Lake Effect, Volume 27: "Kindness Among the Looted Bodies"

Kindness Among the Looted Bodies

Aimee Parkison

     The hawk as it returns to its nest, mushrooms growing in fallen leaves, trees along the lakeshore, songs of every last moment echoed, you turning sixteen and dressing your dog like a lion in the golden leaves of autumn. 
     Among children biking through neighborhood streets, you were lost. Men rode horses into fields to find you the autumn you disappeared to fall in what I dreamed was love. 
     You fell in love with the fiddle player who spoke to you through music. 
     In Louisiana, his ballads, ever changing as a sky before a storm, swept you into two-steps with his friends and brothers, his sisters who became your sisters, knowing the ways of folk musicians. In songs they loved each other. Their songs became a part of you, a name woven into echoes along the water after floods.  
     Rain changes everything in the golden light of old mansions where people aren't supposed to go unless they are invited to cook, clean, or sing for the rich. Even as a child, you understood why people like us, who had no money, danced in rain.
At night, you are lost. I dream you dancing.  
     I dream you falling into the fiddler’s welcoming arms.  
     I dream you into his music as rain falls over forests of melody.
     Lyrics in his eyes, the rivers and the railyards, the paddle wheel inside you complaining about the men always asking him to play Black Betty because his sisters are tired of singing, tired of you asking why the whip in southern prisons used to torture men is a woman. 
     Amazing Grace was also a woman, his mother’s name, Grace, the thing that will save us from ourselves as we worry for you, attempting to understand if lost means forever.  
     When we found the opossum stranded in a tree after the flood, the land had become water.

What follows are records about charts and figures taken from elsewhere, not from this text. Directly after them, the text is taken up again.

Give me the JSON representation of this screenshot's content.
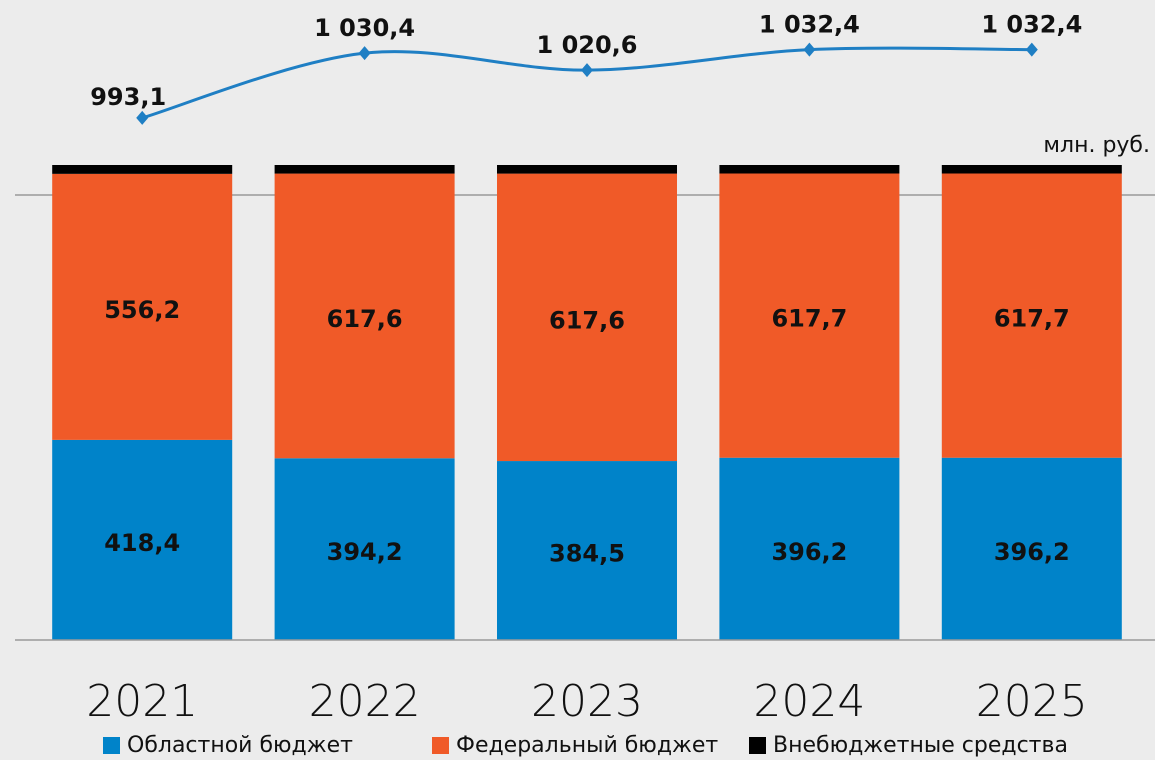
{
  "chart_data": {
    "type": "bar",
    "stacked": "percent",
    "unit_label": "млн. руб.",
    "categories": [
      "2021",
      "2022",
      "2023",
      "2024",
      "2025"
    ],
    "series": [
      {
        "name": "Областной бюджет",
        "color": "#0083c9",
        "values": [
          418.4,
          394.2,
          384.5,
          396.2,
          396.2
        ],
        "value_labels": [
          "418,4",
          "394,2",
          "384,5",
          "396,2",
          "396,2"
        ]
      },
      {
        "name": "Федеральный бюджет",
        "color": "#f05a28",
        "values": [
          556.2,
          617.6,
          617.6,
          617.7,
          617.7
        ],
        "value_labels": [
          "556,2",
          "617,6",
          "617,6",
          "617,7",
          "617,7"
        ]
      },
      {
        "name": "Внебюджетные средства",
        "color": "#000000",
        "values": [
          18.5,
          18.6,
          18.5,
          18.5,
          18.5
        ]
      },
      {
        "type": "line",
        "axis": "y2",
        "color": "#1f7fc4",
        "values": [
          993.1,
          1030.4,
          1020.6,
          1032.4,
          1032.4
        ],
        "value_labels": [
          "993,1",
          "1 030,4",
          "1 020,6",
          "1 032,4",
          "1 032,4"
        ]
      }
    ],
    "y2lim": [
      966,
      1061
    ]
  }
}
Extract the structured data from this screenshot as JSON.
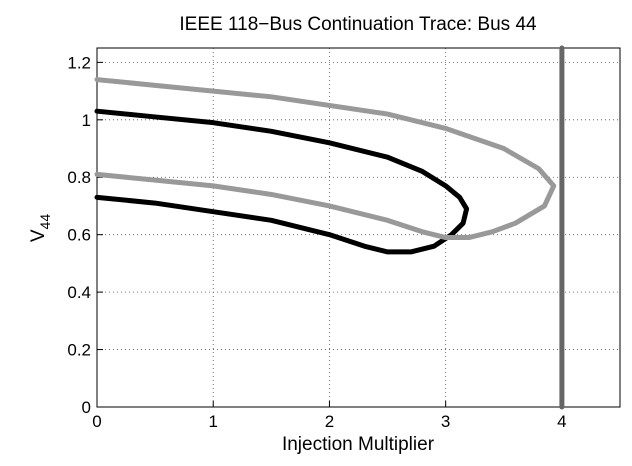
{
  "chart_data": {
    "type": "line",
    "title": "IEEE 118−Bus Continuation Trace: Bus 44",
    "xlabel": "Injection Multiplier",
    "ylabel": "V",
    "ylabel_sub": "44",
    "xlim": [
      0,
      4.5
    ],
    "ylim": [
      0,
      1.25
    ],
    "xticks": [
      0,
      1,
      2,
      3,
      4
    ],
    "yticks": [
      0,
      0.2,
      0.4,
      0.6,
      0.8,
      1,
      1.2
    ],
    "grid": true,
    "series": [
      {
        "color": "#000000",
        "x": [
          0,
          0.5,
          1,
          1.5,
          2,
          2.5,
          2.8,
          3.0,
          3.12,
          3.18,
          3.15,
          3.05,
          2.9,
          2.7,
          2.5,
          2.3,
          2.0,
          1.5,
          1.0,
          0.5,
          0
        ],
        "values": [
          1.03,
          1.01,
          0.99,
          0.96,
          0.92,
          0.87,
          0.82,
          0.77,
          0.73,
          0.69,
          0.64,
          0.6,
          0.56,
          0.54,
          0.54,
          0.56,
          0.6,
          0.65,
          0.68,
          0.71,
          0.73
        ]
      },
      {
        "color": "#999999",
        "x": [
          0,
          0.5,
          1,
          1.5,
          2,
          2.5,
          3,
          3.5,
          3.8,
          3.93,
          3.85,
          3.6,
          3.4,
          3.2,
          3.0,
          2.8,
          2.5,
          2.0,
          1.5,
          1.0,
          0.5,
          0
        ],
        "values": [
          1.14,
          1.12,
          1.1,
          1.08,
          1.05,
          1.02,
          0.97,
          0.9,
          0.83,
          0.77,
          0.7,
          0.64,
          0.61,
          0.59,
          0.59,
          0.61,
          0.65,
          0.7,
          0.74,
          0.77,
          0.79,
          0.81
        ]
      },
      {
        "color": "#666666",
        "x": [
          4,
          4
        ],
        "values": [
          0,
          1.25
        ]
      }
    ]
  }
}
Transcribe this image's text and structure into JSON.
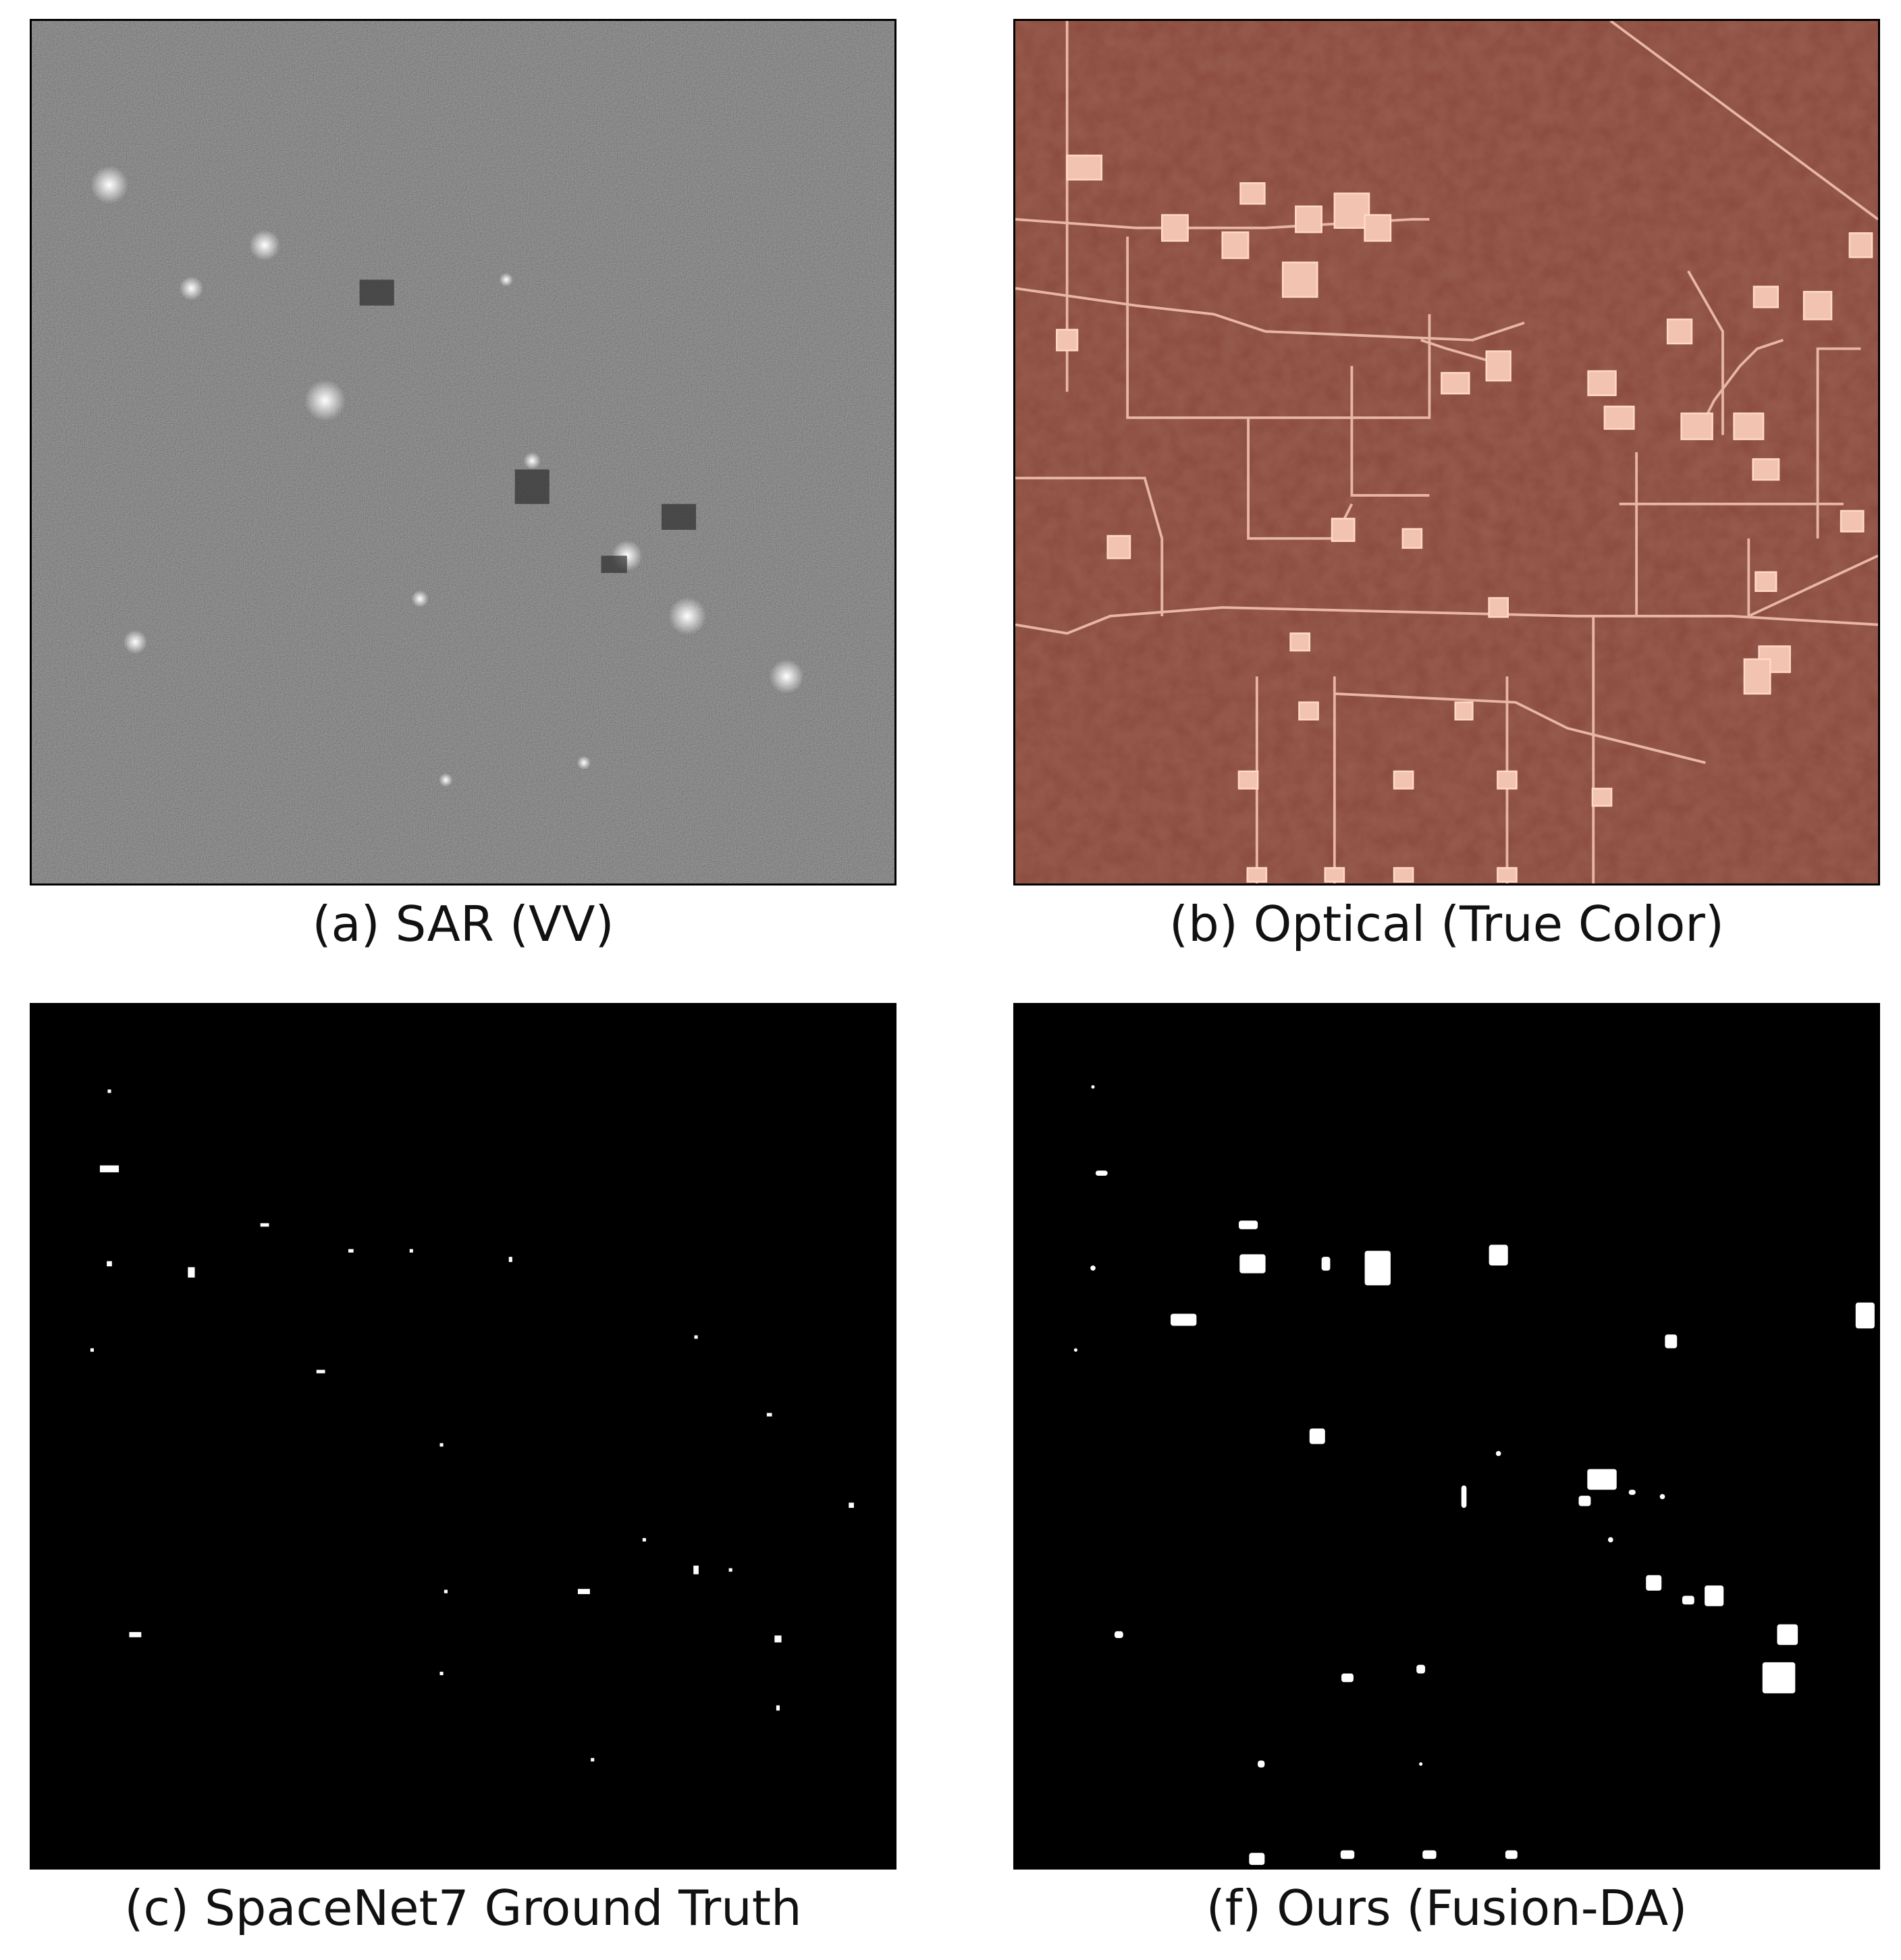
{
  "figure": {
    "panels": [
      {
        "id": "sar",
        "caption": "(a) SAR (VV)"
      },
      {
        "id": "optical",
        "caption": "(b) Optical (True Color)"
      },
      {
        "id": "ground_truth",
        "caption": "(c) SpaceNet7 Ground Truth"
      },
      {
        "id": "prediction",
        "caption": "(f) Ours (Fusion-DA)"
      }
    ]
  },
  "colors": {
    "sar_background": "#4a4a4a",
    "optical_background": "#8a4a3c",
    "optical_road": "#e8b7a4",
    "mask_background": "#000000",
    "mask_foreground": "#ffffff"
  }
}
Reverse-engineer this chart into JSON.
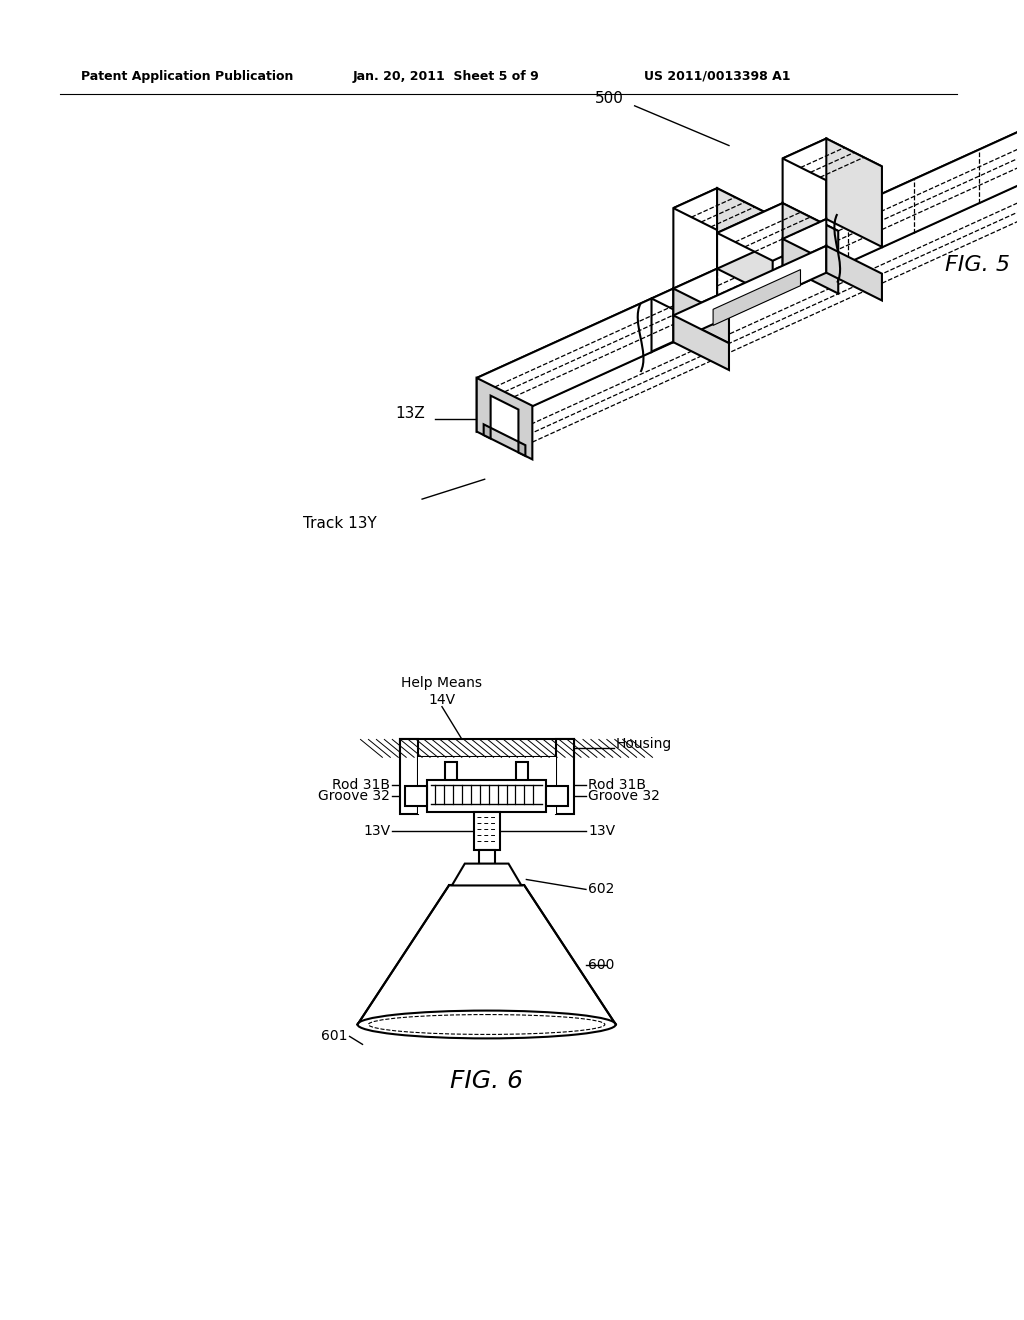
{
  "background_color": "#ffffff",
  "page_width": 10.24,
  "page_height": 13.2,
  "header_text_left": "Patent Application Publication",
  "header_text_mid": "Jan. 20, 2011  Sheet 5 of 9",
  "header_text_right": "US 2011/0013398 A1",
  "fig5_label": "FIG. 5",
  "fig6_label": "FIG. 6",
  "label_500": "500",
  "label_13Z": "13Z",
  "label_track13Y": "Track 13Y",
  "label_help_means": "Help Means",
  "label_14V": "14V",
  "label_housing": "Housing",
  "label_rod31B_left": "Rod 31B",
  "label_rod31B_right": "Rod 31B",
  "label_groove32_left": "Groove 32",
  "label_groove32_right": "Groove 32",
  "label_13V_left": "13V",
  "label_13V_right": "13V",
  "label_602": "602",
  "label_600": "600",
  "label_601": "601"
}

The fiddle player paddled his boat to the opossum and climbed the tree to help the opossum down only for you to watch in silence, then in cheering, as the opossum scrambled away from him and back up the tree. 
     Some stranded people are like the opossum in the tree. They don’t want to be saved, even when their world is gone; they don’t want a stranger coming to grab them from their last anchor. They hold. But some are like me, waiting for the stranger. I never knew until he sang a song about a woman who walked into the water to enter her flooded house, to find the rooms where her husband and child had drowned to be with them again. Glimpsing her face reflected in the water, the woman swam the flooded streets, knowing she could never go back.  
     If all bodies are looted by death, some of us have our bodies looted when we are still alive. I spent days and nights searching for you before spending years searching for your body.
     The fiddler’s sisters sing about a funeral home where a lonely undertaker lovingly caresses the bodies of dead women. The necrophiliac could never caress the living, and I wonder why, why is it so hard for people to see each other and know each other when they are needing each other, why a living woman creates fear and revulsion in some men thrilled by the bodies of the dead.  
     I try not to think of our mother’s friend in college, the one our family keeps thinking of when they are terrified of what happened to you, imagining the girl who was beaten with a wooden log by a stranger who wanted to separate her from her body. He had no use for her body while she was still inside of it where she could see him with her eyes. A neighbor found her body, headless, because her killer had kept her head to wash and style her hair and put makeup on her face as if she were a doll. He killed her so he could have her head, which meant nothing to him until it was taken from her.  
     Because she’s more than a headless woman, more than a looted body, you ask the fiddler to play a song for her. He asks her name, what she was like, where she lived, what she dreamed. He asks nothing about her head or her body or her murderer, and that’s one of the reasons you fall for the fiddler. You feel her spirit soaring in his song.